Candles were lit, bells tolled and a moment of silence was offered for Gabby Giffords and Margaret Anderson, and the thousands of others that are victimized by gun violence here and across the nation.
The vigil Sunday morning at Westlake Center, one of the more than 40 "Too Many Victims" vigils which took place in 19 states, came on the one-year anniversary of the Tucson shooting that gravely wounded Rep. Giffords and killed six people. The Seattle event was organized by Washington CeaseFire, a statewide non-profit organization dedicated to reducing gun violence in the state.
"Gun violence is the most neglected public issue of our time," CeaseFire's board president Ralph Fascitelli told a sparse crowd of maybe 50 people. "In our state, we have lost more lives to gun violence than all the U.S. combat casualties in Iraq since 2003."

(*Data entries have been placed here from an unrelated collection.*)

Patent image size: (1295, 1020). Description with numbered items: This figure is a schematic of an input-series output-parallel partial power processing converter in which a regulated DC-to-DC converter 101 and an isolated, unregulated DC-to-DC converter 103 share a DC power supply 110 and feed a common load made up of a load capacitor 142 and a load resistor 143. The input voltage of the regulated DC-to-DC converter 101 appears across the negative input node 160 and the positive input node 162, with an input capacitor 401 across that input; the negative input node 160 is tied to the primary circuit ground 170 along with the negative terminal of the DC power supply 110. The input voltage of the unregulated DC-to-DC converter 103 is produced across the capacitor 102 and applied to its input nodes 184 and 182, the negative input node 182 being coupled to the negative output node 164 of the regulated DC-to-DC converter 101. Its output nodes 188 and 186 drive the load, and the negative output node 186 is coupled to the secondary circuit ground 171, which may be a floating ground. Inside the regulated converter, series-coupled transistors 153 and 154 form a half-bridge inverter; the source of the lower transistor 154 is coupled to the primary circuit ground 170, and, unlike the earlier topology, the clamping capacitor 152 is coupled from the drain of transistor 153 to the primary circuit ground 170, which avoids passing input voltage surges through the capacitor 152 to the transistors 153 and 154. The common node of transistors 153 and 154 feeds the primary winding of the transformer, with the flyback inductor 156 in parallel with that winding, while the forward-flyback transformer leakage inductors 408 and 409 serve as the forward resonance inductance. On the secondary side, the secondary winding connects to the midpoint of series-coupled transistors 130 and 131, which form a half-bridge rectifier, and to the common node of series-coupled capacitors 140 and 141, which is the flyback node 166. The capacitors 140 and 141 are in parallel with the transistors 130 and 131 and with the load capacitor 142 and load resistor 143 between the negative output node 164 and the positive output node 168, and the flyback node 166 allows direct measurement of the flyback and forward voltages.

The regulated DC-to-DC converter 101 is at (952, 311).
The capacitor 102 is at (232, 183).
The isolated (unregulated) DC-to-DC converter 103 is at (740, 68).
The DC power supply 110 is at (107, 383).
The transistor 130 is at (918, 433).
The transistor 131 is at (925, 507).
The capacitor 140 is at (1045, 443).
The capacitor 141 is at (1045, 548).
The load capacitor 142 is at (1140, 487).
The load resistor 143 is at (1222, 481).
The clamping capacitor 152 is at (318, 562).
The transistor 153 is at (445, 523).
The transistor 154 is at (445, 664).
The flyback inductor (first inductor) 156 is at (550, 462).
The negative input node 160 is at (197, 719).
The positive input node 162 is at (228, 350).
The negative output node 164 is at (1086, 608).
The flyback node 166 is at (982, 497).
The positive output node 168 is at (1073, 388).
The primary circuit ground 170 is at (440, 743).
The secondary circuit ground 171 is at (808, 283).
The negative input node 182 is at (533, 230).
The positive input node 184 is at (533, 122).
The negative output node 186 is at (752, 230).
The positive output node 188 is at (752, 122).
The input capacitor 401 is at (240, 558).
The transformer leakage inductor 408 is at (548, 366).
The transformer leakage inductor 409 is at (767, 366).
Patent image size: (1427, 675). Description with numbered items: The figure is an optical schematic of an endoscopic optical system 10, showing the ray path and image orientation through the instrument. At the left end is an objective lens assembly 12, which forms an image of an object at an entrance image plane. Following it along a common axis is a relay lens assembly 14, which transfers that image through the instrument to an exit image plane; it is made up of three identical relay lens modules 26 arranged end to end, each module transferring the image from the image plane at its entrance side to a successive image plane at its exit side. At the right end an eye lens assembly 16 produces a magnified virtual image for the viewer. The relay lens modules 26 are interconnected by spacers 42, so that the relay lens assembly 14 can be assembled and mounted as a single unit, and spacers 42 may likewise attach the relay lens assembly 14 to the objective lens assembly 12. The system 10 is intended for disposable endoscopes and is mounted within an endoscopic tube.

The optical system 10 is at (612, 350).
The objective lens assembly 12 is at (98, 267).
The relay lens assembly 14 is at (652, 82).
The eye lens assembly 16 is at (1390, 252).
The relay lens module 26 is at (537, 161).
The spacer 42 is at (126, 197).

Fascitelli added that there have been 6,000 gun-related deaths in Washington in the past ten years, and yet, "Virtually nothing gets done about it. We can't even pass an assault-weapons ban on weapons that can shoot 200 bullets a minute."
Fascitell's remarks were interrupted for several awkward minutes when a manner-challenged twenty-something-year-old man moved menancingly toward the speaker and said, gratingly, "What about the homeless? What are you doing about the homeless?"
One of the homeless, it turned out, was a black woman from south Tacoma. She said her name was Becky, who'd spent the night before the Westlake memorial in a shelter on 3rd Avenue and had felt moved to attend the event. On this chilly Sunday morning, she wore a button that read: "Remember Margaret Anderson," the 34-year-old ranger and mother of two toddlers who was shot to death in Mount Rainier National Park on New Year's Day.
Rep. Jim McDermott spoke of Tom Wales, the assistant U.S. attorney in Seattle who was killed the evening of Oct. 11, 2011 while sitting at his computer in his Queen Anne home. At the time, Wales lived ten blocks away from McDermott, who also noted that Giffords' office is just five doors down from his in the Longworth Building in Washington, D.C.
"When you have this kind of thing in our society, no one is safe," McDemott said. "It is an absolute travesty that our political system has done nothing to deal with this. We need sensible legislation... I don't want Tom Wales or Margaret Anderson to have died in vain."
According to the FBI, 12,996 Americans were murdered in 2010, the most recent year for which statistics are available. Of that number, more than two-thirds, or 8,775, were killed by guns.